По своему духу дом Помру оказался лучшей заменой дому из всех, что им довелось найти. Начинка в нем была именно такой, какую она любила. Здоровье Сьюзи улучшилось, а ее муж был счастлив в работе. К ним часто заглядывали приятные и выдающиеся гости. Ее письма рассказывают об этих привлекательных вещах и об их экономии, позволявшей сводить концы с концами.

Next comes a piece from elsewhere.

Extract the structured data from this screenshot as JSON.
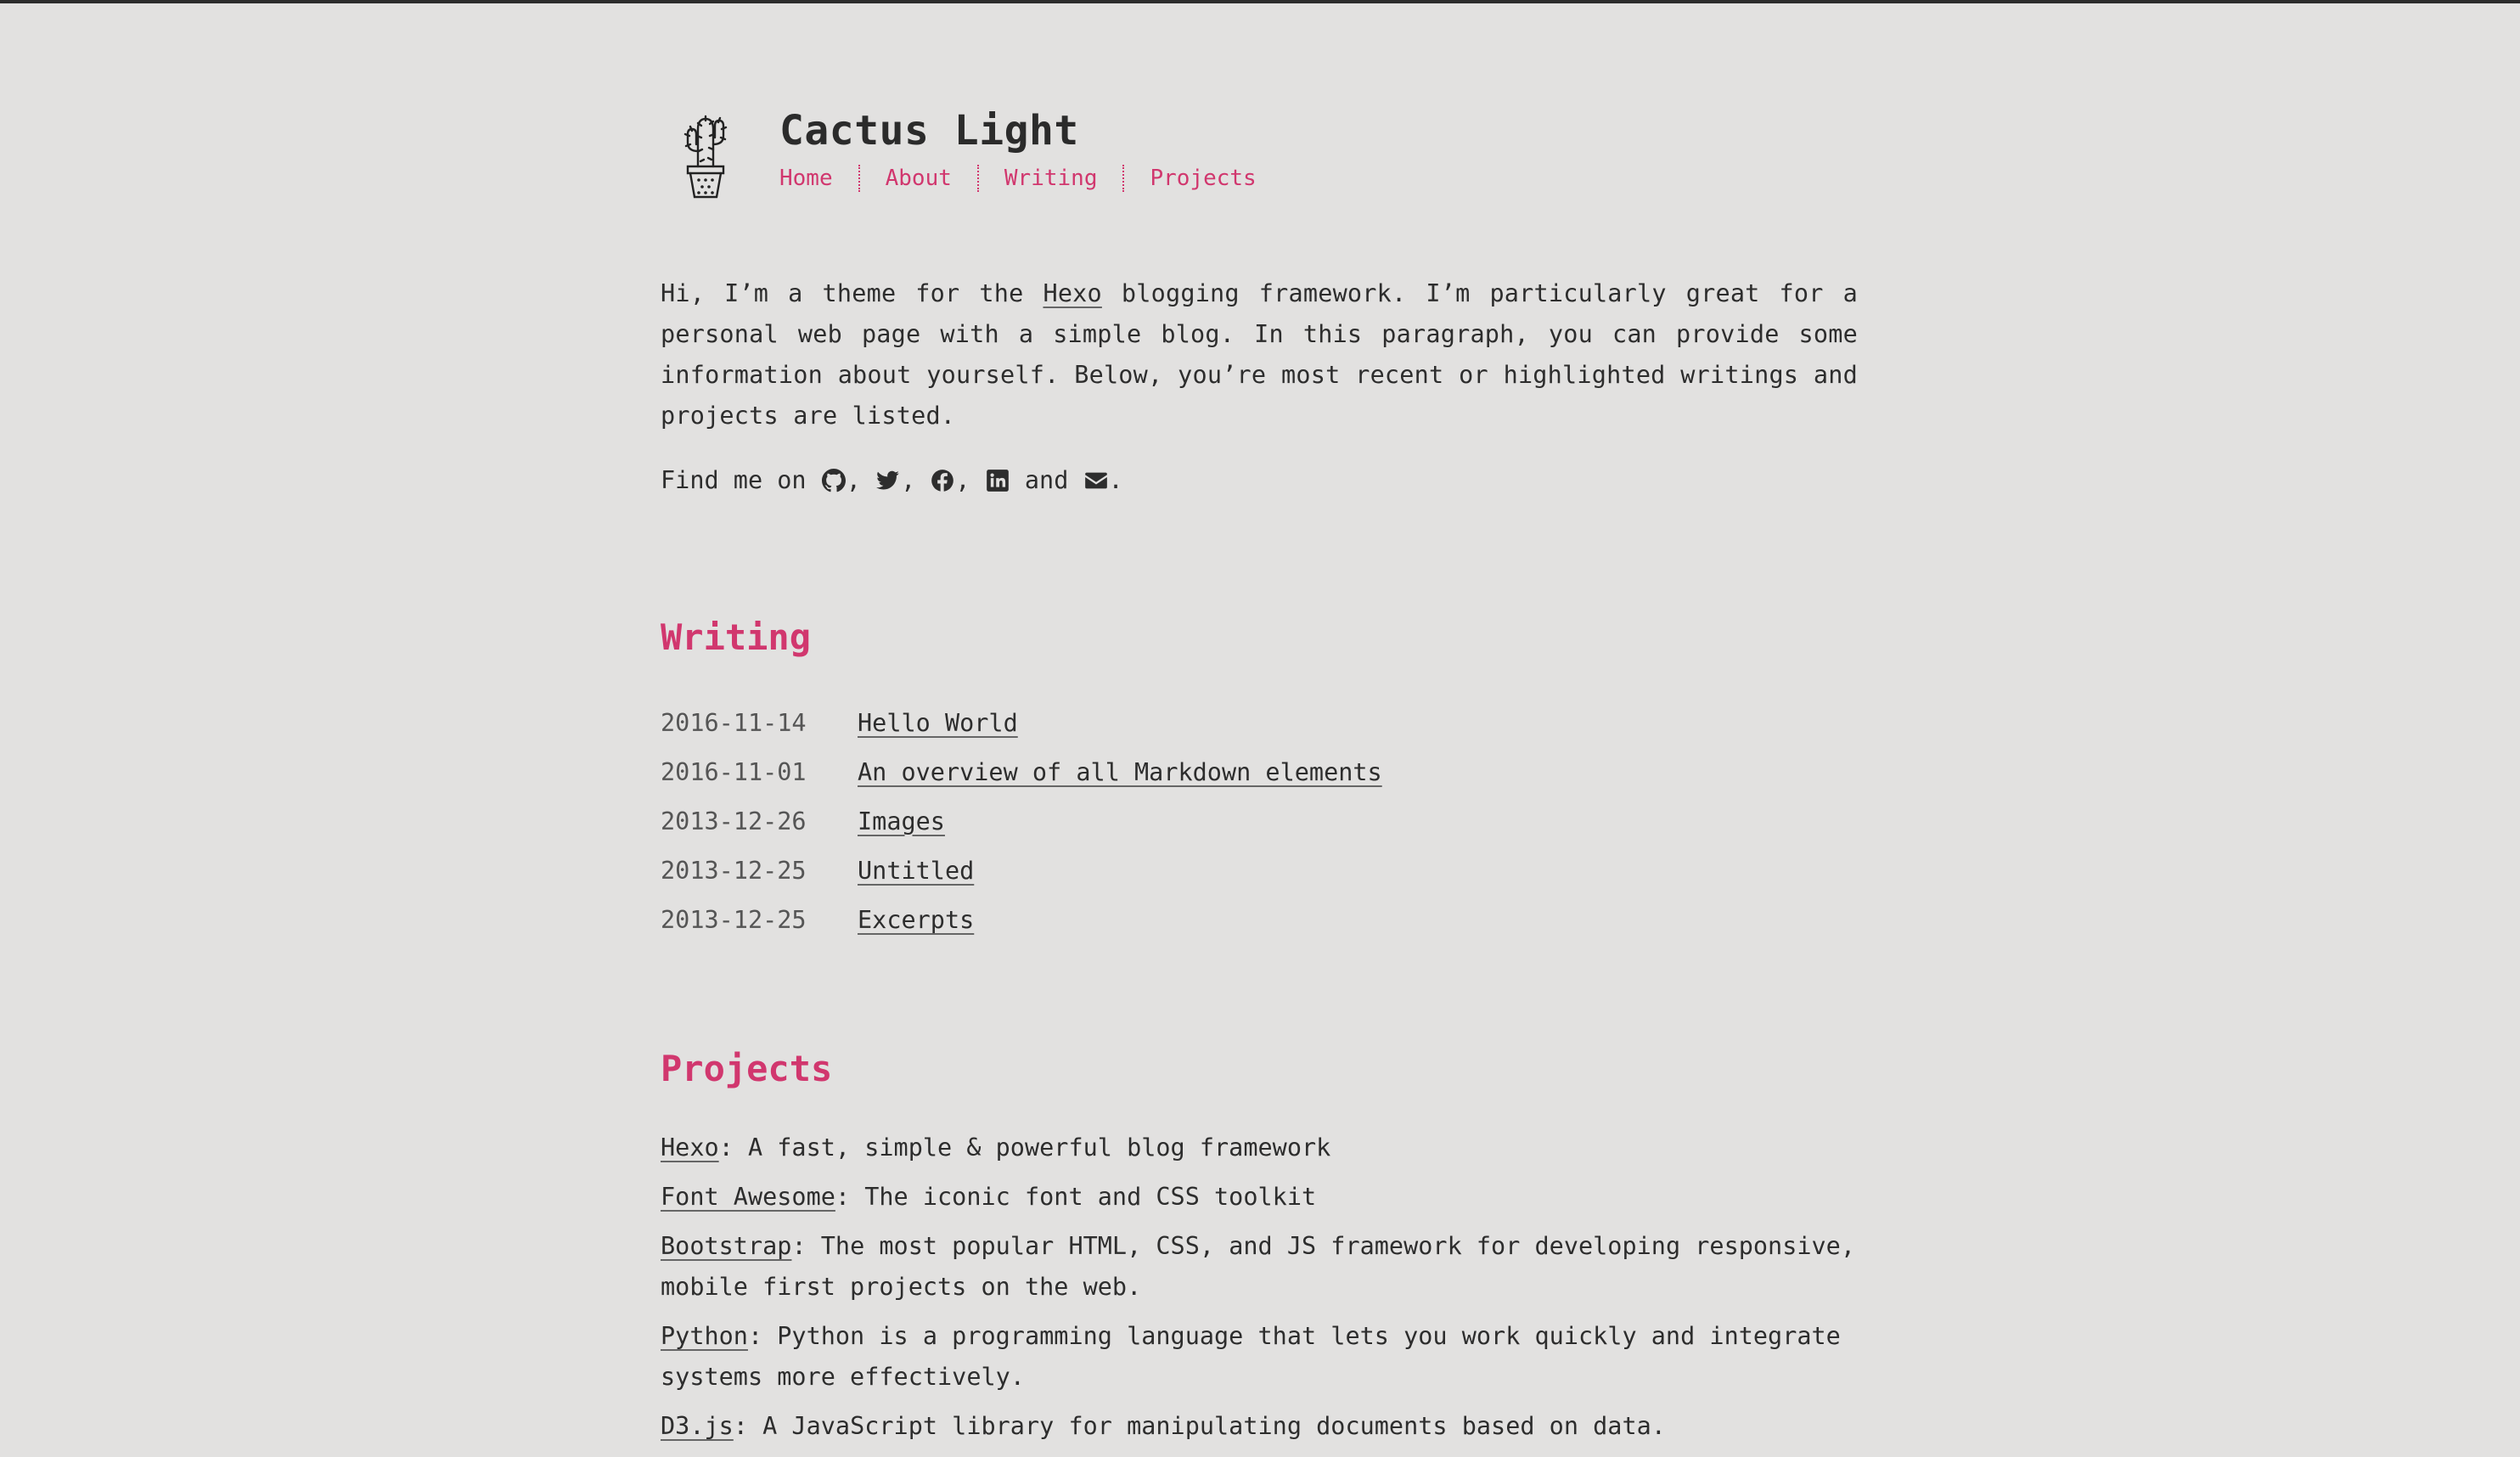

Ближе к концу года другая великая страсть — машина — наконец подошла к развязке. Отчеты об испытаниях летом были обнадеживающими. В начале октября Клеменс, получив экземпляр Times-Herald, частично набранный на машине, написал: «Herald только что прибыл, и эта колонка — бальзам на душу. Она действует на меня так же, как Колумбу вид земли». И снова 28-го числа:

Мне кажется, в Чикаго дела идут едва ли не наилучшим образом. Нет никакой другой машины, способной набирать текст восемь часов подряд всего с семью минутами перерыва из-за вредности железа. Остальные скорее останавливаются, чем работают. Со временем наши машины станут безупречны; тогда они не будут останавливаться вовсе.

Но на этом хорошие новости практически кончились. Остановки становились все чаше и чаше. Шрифты начали ломаться — у машины проявилась ее старая беда: она была слишком тонко отрегулирована и слишком сложна.

«Святые небеса, что с ней такое?» — писал Клеменс в ноябре, когда получил подробный отчет о ее капризах.

Мистер Роджерс и его зять мистер Бротон отправились в Чикаго для расследования. Они заглянули в редакцию Times-Herald, чтобы понаблюдать за наборной машиной в действии. Мистер Роджерс как-то раз рассказывал об этом визите автору этих строк. Он говорил:

«Безусловно, это было поразительное изобретение. Из всех известных мне машин она ближе всего подходила к человеку по тем чудесам, на которые была способна. Но в том-то и заключалась проблема: она была слишком похожа на человека и недостаточно — на машину. В ней присутствовали все усложнения человеческого механизма, вся склонность выходить из строя, и при этом ее нельзя было заменить с той же легкостью и быстротой, что человека. Она была слишком дорогой, слишком сложной в конструкции, слишком трудной в сборке. Я достал часы, засёк время ее работы и подсчитал ошибки. Мы долго за ней наблюдали, ибо это было крайне интересно, поистине завораживало, но она не была практичной — в этом я убедился окончательно».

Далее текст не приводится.